We all smile. We smile when we’re happy, but also when we’re sad, embarrassed or in pain. If someone smiles at us, we can’t help but smile back. We judge each other by our smiles, although exactly what you make of a smile depends on your culture. But is it true even a forced smile will make you feel happier?
Put on a happy face
One of the odd things about smiling is that in the animal world, the baring of teeth is often a sign of aggression. Among humans, there are two main kinds of smiles. A genuine smile – known as a Duchenne smile – raises your cheeks, gives you crow’s feet around your eyes and signals enjoyment. The other kind of smile only involves raising the corners of your mouth and is essentially a forced ‘say cheese’ kind of smile. It’s also been dubbed a flight attendant smile. These two smiles are controlled by different parts of your brain and emerge very early. Ten-month olds give a fake smile to strangers but a genuine smile to their mothers.
What your smile says about you
People who smile are perceived of as happier, more attractive and likeable. Women smile more than men, but we all smile less often as we age. People who smile are thought of as more polite, relaxed and carefree, as well as more honest and kind. Kids draw both ‘nice’ and ‘clever’ people with smiles on their faces. None of that is terribly surprising, but your tendency to smile may say more about you than you realise.
One well-known study involved analysing the smiles of more than one hundred 21-year old women in their college yearbook photos. Some photos captured real smiles, others, fake smiles, and some of the women weren’t smiling at all. The researchers followed up with these women at several stages through their lives. Even 30 years later, women with genuine smiles at 21 were more likely to be happily married and to score high on measures of overall wellbeing. These women were also more likely to be organised, compassionate, nurturing and sociable.
Another study of photos found if you smiled more in photos taken during your early life, you are less likely to be divorced later on. Smiles captured in photos may even predict how long you’re going to live. Baseball players photographed with genuine smiles in 1942 lived to an average age of 80 years. This compares with players who didn’t smile in their photos and lived an average of only 72 years. That’s eight more (presumably happy) years for the smilers.
The whole world smiles with you
Have you ever traveled somewhere, smiled at someone in an attempt to convey your friendliness and been met with a blank face? Be aware: smiling means different things in different places. For example, according to a Russian proverb: ‘smiling for no reason is a sign of stupidity’. In Iran, people are perceived as less intelligent when they smile than when they don’t. This is also true of people in Japan, India, South Korea, Russia and France. Interestingly, in cultures with high levels of corruption, smiling people are far less trusted than in less corrupt societies.

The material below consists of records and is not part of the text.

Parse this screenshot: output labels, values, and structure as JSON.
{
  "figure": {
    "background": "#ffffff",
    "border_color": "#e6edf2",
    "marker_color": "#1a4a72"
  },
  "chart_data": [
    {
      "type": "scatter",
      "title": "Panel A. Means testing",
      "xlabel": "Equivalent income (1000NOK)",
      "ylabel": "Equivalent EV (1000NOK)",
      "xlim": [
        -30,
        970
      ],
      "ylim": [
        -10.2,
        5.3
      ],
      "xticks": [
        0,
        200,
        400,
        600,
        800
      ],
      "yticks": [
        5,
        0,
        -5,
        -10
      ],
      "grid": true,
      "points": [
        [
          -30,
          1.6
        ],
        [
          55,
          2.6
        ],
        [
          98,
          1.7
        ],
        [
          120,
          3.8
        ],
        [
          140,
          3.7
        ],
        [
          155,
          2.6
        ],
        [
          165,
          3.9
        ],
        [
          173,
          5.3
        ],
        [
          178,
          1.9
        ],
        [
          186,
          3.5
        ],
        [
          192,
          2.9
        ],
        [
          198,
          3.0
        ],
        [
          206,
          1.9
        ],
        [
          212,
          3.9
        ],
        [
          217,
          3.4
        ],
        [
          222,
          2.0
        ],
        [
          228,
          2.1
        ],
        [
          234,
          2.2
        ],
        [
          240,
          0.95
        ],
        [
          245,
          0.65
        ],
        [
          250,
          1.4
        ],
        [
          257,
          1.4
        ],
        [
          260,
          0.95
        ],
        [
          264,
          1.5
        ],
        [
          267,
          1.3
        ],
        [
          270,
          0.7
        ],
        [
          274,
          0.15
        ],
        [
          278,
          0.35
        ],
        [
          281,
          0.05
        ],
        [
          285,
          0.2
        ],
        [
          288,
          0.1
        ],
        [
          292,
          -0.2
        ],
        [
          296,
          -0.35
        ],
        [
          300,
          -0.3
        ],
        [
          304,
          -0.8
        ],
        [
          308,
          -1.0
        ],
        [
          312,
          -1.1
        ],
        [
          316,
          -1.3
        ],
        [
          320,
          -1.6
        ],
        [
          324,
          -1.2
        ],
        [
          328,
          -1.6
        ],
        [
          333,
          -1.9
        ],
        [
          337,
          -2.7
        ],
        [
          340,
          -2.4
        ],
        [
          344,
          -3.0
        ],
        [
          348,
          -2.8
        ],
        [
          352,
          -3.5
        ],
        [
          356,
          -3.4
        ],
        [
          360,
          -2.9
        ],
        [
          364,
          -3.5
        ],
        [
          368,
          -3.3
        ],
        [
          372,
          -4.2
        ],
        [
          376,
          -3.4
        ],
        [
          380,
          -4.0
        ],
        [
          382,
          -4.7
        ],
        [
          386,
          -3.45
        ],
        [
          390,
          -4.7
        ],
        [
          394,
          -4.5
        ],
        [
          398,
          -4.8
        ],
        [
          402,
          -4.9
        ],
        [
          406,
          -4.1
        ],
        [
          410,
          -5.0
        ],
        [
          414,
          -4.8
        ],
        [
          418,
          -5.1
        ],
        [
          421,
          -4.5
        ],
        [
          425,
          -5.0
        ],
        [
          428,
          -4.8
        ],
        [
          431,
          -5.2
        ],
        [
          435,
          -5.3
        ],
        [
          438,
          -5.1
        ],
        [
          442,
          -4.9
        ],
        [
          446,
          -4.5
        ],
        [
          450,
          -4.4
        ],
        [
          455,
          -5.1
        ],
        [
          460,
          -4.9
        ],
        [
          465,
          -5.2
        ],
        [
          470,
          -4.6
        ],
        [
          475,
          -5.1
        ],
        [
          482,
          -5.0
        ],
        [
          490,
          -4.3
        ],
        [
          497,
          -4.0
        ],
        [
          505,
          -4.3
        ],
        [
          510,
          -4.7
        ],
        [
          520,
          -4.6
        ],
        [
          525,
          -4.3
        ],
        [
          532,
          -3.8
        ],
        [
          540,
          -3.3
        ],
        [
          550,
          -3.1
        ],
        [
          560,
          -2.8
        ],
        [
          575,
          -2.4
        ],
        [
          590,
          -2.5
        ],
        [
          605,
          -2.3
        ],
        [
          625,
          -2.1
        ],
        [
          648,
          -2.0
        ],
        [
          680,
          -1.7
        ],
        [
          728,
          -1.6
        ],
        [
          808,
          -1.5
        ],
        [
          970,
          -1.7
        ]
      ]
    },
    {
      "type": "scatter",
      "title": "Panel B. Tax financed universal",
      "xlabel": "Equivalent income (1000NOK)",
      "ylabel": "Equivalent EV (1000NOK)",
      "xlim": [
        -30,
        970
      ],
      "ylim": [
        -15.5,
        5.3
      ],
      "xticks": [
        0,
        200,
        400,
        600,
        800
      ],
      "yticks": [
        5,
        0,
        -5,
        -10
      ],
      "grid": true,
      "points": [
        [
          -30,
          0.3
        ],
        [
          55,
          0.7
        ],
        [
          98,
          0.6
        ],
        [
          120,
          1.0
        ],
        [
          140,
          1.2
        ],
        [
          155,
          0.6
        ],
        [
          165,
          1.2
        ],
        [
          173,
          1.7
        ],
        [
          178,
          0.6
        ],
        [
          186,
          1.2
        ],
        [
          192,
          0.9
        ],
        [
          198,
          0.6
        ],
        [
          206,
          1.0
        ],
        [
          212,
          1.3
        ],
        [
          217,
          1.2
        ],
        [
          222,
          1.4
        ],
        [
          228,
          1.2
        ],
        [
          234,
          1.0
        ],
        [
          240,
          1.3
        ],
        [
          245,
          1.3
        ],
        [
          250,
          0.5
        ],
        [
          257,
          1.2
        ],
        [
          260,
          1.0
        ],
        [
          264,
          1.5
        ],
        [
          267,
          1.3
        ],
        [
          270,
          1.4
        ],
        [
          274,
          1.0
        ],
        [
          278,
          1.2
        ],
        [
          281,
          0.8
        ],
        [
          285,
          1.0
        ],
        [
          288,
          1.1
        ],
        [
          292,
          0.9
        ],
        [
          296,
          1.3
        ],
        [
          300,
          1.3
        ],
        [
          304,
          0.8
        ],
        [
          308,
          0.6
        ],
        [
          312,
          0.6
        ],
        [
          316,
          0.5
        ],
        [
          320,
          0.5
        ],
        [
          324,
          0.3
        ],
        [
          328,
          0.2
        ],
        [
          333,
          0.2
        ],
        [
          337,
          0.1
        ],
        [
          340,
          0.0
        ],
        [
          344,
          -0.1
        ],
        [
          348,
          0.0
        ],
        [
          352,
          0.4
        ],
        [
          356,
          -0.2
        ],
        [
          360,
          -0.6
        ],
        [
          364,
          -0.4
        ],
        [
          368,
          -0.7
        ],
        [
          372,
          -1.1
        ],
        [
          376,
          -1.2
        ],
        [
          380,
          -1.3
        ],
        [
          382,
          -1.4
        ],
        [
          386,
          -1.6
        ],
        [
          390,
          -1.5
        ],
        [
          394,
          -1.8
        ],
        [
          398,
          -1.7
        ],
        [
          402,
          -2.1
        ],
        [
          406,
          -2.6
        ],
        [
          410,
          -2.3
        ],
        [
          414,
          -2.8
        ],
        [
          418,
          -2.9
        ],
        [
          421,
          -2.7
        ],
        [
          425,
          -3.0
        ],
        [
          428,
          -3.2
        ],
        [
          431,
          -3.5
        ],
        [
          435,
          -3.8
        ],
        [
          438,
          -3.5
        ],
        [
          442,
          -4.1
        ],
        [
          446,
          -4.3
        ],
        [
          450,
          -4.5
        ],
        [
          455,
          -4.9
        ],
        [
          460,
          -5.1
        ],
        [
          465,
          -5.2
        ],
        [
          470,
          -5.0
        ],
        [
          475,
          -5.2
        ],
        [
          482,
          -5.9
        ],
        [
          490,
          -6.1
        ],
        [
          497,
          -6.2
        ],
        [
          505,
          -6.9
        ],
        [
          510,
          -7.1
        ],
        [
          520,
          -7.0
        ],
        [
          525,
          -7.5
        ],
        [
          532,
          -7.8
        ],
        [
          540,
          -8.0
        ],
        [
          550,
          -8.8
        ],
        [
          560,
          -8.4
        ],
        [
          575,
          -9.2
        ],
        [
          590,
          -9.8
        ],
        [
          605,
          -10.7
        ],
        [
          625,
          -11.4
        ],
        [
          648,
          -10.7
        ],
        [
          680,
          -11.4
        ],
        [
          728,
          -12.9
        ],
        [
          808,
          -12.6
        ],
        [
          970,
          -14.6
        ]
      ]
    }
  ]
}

Other aspects of smiling are likely to be more universal. We know smiling is contagious and the act of you smiling also makes the people around you feel cheerier. Smiling helps us stay calm in stressful situations and prompts us to return to happy memories. But is it true what people say – that smiling, even with a fake smile, makes you feel happier?
Fake it ’til you make it
Most of us are well versed at smiling whenever someone points a camera in our direction. And being able to smile on demand may well be a good thing because research shows smiling makes us happy. It’s officially known as the facial feedback hypothesis.
The idea an expression on your face could influence how you feel goes back to Darwin. Back in 1872, he suggested showing an emotion outwardly would intensify the feeling of that emotion. The famous smile textbook example comes from research published in 1988. The idea was to test whether smiling made people feel more positive. The challenge? How to get people to smile without knowing they were doing it. The simple, but ingenious answer was to ask people to hold a pen either between their lips, or their teeth.
Try it. With a pen held between your lips, you end up frowning. But with a pen held between your teeth, it’s impossible not to smile. Sure enough, in this study people who were forced to smile rated Far Side cartoons as much funnier than those who had been made to frown. The same thing has been found many times, in a heap of different studies. If we smile, even without knowing it, we feel more positive. One study even found using Botox injections to get rid of frown lines can contribute towards recovery from depression.
I should point out that when 17 different research groups set out to exactly replicate the original pen-in-mouth study this year, the results didn’t pan out.
But on balance it still seems finding plenty of reasons to plaster a genuine smile across your face is probably a good way to go through life. I’m certainly up for the challenge.